Humpbacks utilize often feed by lunging for food at the surface or underwater. Another exciting method these great whales use to feed is bubble netting where one humpback surrounds a school of fish with net of bubbles that it releases from their blowholes.  then several whales surface through the trapped fish with their mouths wide open.

 

Fin/ Finback Whale
Balaenoptera physalus

fin whaleDESCRIPTION:
Fin whales are long and sleek with a v-shaped head. They are mostly gray with a white belly. They have a pronounced, falcate (curved back) dorsal fin dorsal fin. Adults are about as long as 2 school buses or up to 85 feet long  (26 meters) and weigh up to 80 tons (72,575 kilograms). Females grow larger than males.

RANGE & HABITAT:

Fin whales are found in all oceans worldwide.

DIET:
Fin whales are carnivores—they only eat meat. They use their baleen to strain large amounts of tiny clustered prey including krill (a shrimp-like crustacean), small schooling fishes, and squid out of the water.

REPRODUCTION:
Females give birth to a single calf (baby), which is nursed for about a year.

BEHAVIOR:
Fin whales are found singly or traveling or feeding in groups of 2 or more fin whales or other baleen whale species. They rarely fluke or breach. Occasionally, they are seen lunge-feeding at the water’s surface.

PREDATORS:
Orcas/ killer whales are the only natural predator of fin whales.

DID YOU KNOW?
Fin whales have asymmetrical coloration. The right side of their jaw is white while the left side is dark. The abrupt contrast between the dark and light parts of the fin whales right jaw may startle prey into a tighter cluster when the whale hunts.

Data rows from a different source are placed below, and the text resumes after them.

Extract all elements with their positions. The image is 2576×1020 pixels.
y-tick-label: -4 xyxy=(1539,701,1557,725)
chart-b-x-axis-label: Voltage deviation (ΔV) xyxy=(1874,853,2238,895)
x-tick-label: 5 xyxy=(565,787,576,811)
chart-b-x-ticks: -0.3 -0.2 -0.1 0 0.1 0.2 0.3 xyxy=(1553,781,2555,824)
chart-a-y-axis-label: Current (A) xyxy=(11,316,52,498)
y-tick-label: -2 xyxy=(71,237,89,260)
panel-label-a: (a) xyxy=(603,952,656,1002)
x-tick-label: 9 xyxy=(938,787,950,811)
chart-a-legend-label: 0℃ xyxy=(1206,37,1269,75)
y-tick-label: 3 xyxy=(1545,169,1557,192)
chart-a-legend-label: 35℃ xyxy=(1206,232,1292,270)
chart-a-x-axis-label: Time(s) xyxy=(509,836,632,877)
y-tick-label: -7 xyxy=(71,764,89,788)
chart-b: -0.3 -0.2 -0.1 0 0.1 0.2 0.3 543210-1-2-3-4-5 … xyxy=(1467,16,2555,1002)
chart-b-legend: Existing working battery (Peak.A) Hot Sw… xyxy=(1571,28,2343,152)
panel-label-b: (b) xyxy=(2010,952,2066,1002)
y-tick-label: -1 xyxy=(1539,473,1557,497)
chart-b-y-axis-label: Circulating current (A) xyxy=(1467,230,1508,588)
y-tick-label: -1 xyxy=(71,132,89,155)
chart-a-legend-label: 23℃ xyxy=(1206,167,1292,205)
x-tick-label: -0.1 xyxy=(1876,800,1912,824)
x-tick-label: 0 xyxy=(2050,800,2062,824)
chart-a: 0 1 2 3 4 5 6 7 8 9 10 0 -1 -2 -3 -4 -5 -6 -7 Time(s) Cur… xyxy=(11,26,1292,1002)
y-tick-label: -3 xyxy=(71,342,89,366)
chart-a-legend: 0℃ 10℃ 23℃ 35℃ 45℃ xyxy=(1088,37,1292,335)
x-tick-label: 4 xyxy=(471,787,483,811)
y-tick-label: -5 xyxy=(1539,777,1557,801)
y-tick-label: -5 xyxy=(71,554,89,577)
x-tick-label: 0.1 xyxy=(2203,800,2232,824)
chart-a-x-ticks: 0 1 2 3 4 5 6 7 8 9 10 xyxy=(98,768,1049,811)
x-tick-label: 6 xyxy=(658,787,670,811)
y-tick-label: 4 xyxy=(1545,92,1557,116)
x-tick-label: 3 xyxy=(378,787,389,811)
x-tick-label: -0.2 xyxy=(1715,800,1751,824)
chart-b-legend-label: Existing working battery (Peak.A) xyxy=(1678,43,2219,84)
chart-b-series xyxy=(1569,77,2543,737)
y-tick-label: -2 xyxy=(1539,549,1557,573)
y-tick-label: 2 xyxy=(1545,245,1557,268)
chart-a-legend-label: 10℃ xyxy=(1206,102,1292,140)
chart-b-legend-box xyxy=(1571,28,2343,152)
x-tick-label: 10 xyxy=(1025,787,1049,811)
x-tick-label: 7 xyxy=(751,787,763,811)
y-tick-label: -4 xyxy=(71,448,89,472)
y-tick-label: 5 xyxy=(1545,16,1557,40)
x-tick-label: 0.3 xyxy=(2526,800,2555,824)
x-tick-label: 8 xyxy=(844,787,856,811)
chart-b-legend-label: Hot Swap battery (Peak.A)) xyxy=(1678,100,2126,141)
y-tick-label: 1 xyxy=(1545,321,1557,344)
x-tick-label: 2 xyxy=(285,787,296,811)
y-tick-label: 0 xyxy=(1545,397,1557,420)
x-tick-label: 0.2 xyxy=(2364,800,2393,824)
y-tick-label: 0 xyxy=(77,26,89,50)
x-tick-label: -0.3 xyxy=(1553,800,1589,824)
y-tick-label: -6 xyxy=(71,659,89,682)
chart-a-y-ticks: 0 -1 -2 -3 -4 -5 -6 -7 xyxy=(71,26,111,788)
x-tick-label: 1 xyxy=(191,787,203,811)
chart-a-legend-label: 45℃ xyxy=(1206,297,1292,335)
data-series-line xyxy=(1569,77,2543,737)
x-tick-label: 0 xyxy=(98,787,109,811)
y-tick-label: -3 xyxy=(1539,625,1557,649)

Fin whales are nicknamed the “greyhounds of the sea” and can reach speeds of 23 mph (37 kph) for short bursts of time.


Minke Whale
Balaenoptera acutorostrata

Minke whale

DESCRIPTION:

These small, baleen whales are sleek with a v-shaped head. They are mostly black with light chevron-shaped gray markings and a white belly and a white band on each flipper. They also have a pronounced, falcate (curved back) dorsal fin dorsal fin. Adults are about 26 to33 feet (8 to 10 meters) long and weigh up to 10 tons (9,072 kilograms). Females grow larger than males.

RANGE & HABITAT:
Minke whales are found in all oceans worldwide, although they are rare in the tropics.

DIET:
Minke whales are carnivores—they only eat meat. They use their baleen to strain large amounts of tiny clustered prey including krill (a shrimp-like crustacean) and small schooling fishes out of the water.

REPRODUCTION:
Females give birth to a single calf (baby), which is nursed for about 6 months.

BEHAVIOR:
Minke whales are usually found by themselves, but occasionally travel in small groups of 2 to 6 whales. Occasionally they are seen in small groups of up to 4 whales. Some minkes are curious and will approach boats while others can be shy and difficult to spot. Minke whales occasionally breach.

PREDATORS:
Orcas/ killer whales are the only natural predator of minke whales.

DID YOU KNOW?
The white bands on the minke whale’s flippers are called “minke mittens”. These minke mittens may be used to startle and concentrate prey while the whale is hunting.